May 28, 2018 / 6:55 AM / 6 months ago

UPDATE 2-South Africa's Telkom to counter revenue fall with mobile focus

* Headline earnings per share down 18.4 pct

* Full-year results hit by higher tax rate

* To focus more on cyber security solutions (Adds details, stake sale buy govt)

By Nqobile Dludla

JOHANNESBURG, May 28 (Reuters) - Telkom SA will focus on new revenue streams such as mobile and broadband, its CEO said after full-year earnings at South Africa’s biggest landline provider fell 18 percent.

Telecoms groups across Africa face high investments as demand for internet speed and data surges with growing smartphone usage, while some such as Vodacom Group and MTN Group have spent billions on services including mobile money in an effort to gain market share.

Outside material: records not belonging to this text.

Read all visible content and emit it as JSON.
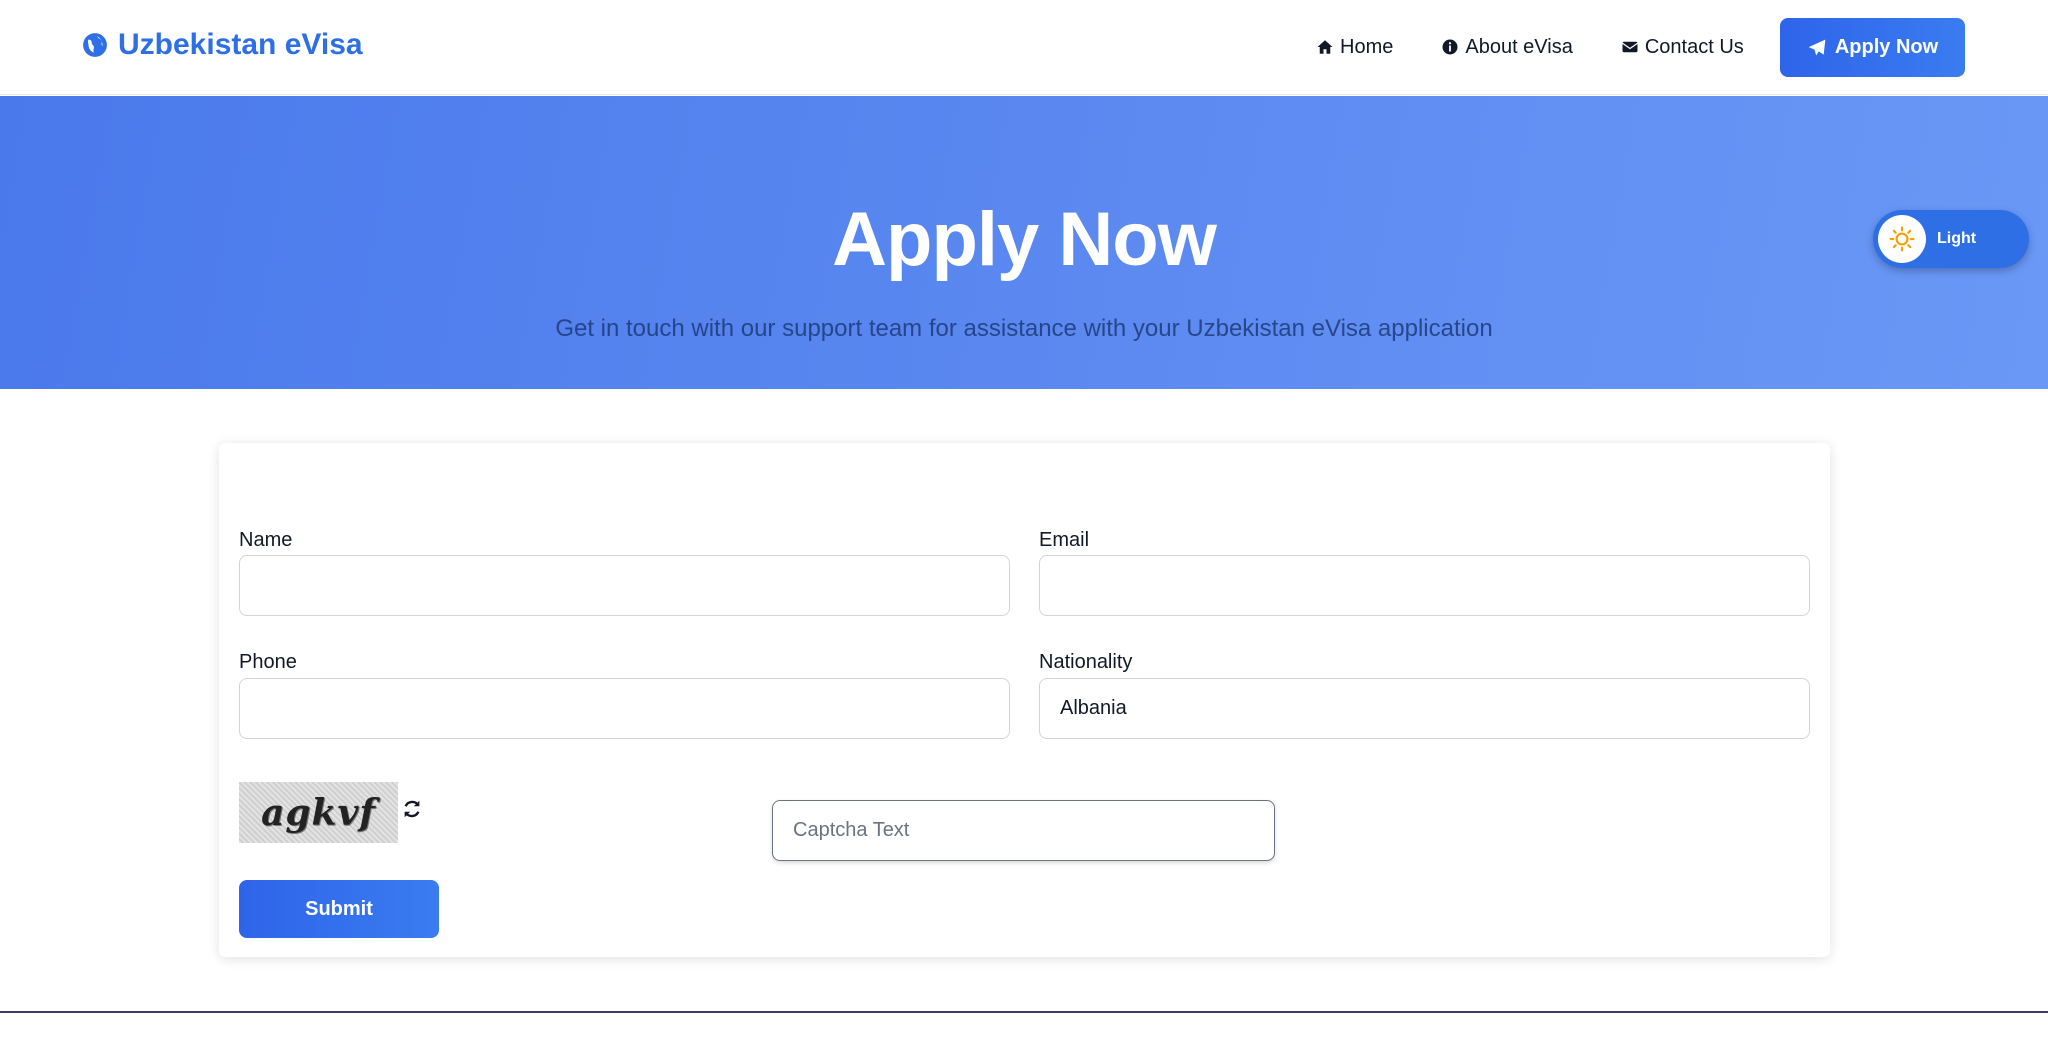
{
  "header": {
    "brand": "Uzbekistan eVisa",
    "nav": {
      "home": "Home",
      "about": "About eVisa",
      "contact": "Contact Us"
    },
    "apply_label": "Apply Now"
  },
  "hero": {
    "title": "Apply Now",
    "subtitle": "Get in touch with our support team for assistance with your Uzbekistan eVisa application",
    "theme_toggle_label": "Light"
  },
  "form": {
    "name_label": "Name",
    "name_value": "",
    "email_label": "Email",
    "email_value": "",
    "phone_label": "Phone",
    "phone_value": "",
    "nationality_label": "Nationality",
    "nationality_value": "Albania",
    "captcha_image_text": "agkvf",
    "captcha_placeholder": "Captcha Text",
    "submit_label": "Submit"
  },
  "colors": {
    "brand": "#2f6fe6",
    "hero_start": "#4a79ec",
    "hero_end": "#6a98f6",
    "button": "#2e64ea"
  },
  "icons": {
    "brand": "globe-icon",
    "home": "home-icon",
    "about": "info-icon",
    "contact": "envelope-icon",
    "apply": "paper-plane-icon",
    "toggle": "sun-icon",
    "refresh": "refresh-icon"
  }
}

However Telkom sees upgrading its technology and adding new and expanding services as the best way to increase revenue.

“They (customers) are not just looking to buy products and devices from us. They’re looking for a lot more things like analytics,” Chief Executive Sipho Maseko said at Telkom’s results presentation on Monday.

Such services include the so-called Internet of Things (IoT), cyber security solutions and big data analytics, which targets large and medium enterprises as well as the government.

Under Maseko, Telkom has also been expanding its mobile business to offset declines in traditional voice services.

“Despite their lower margin compared to traditional revenue streams, the new-generation revenue streams (mobile and data) will ensure Telkom’s long-term sustainability,” Maseko said.

Telkom is investing on migrating customers away from copper based technology to faster technologies such as fibre, LTE and VDSL as customers seek faster internet for richer content.

High speed broadband customers increased 36.4 percent in the year to end-March while overall subscriber growth rose by 30.2 percent and mobile service revenue surged 47.2 percent.

Telkom said headline earnings per share fell to 597 cents from 731.4 cents the previous year, hit by a higher tax rate and labour costs. But it reported better than expected earnings before interest, tax, depreciation and amortisation (EBITDA), which fell by 3.6 percent, while profit after tax declined by 19.2 percent to 3.2 billion rand ($257 million).

Maseko said he was not sure whether the South African government is still going ahead with plans to sell part of its 39 percent stake in Telkom, adding it may not be top of the list as the government may have found other means of supporting struggling state-owned entities.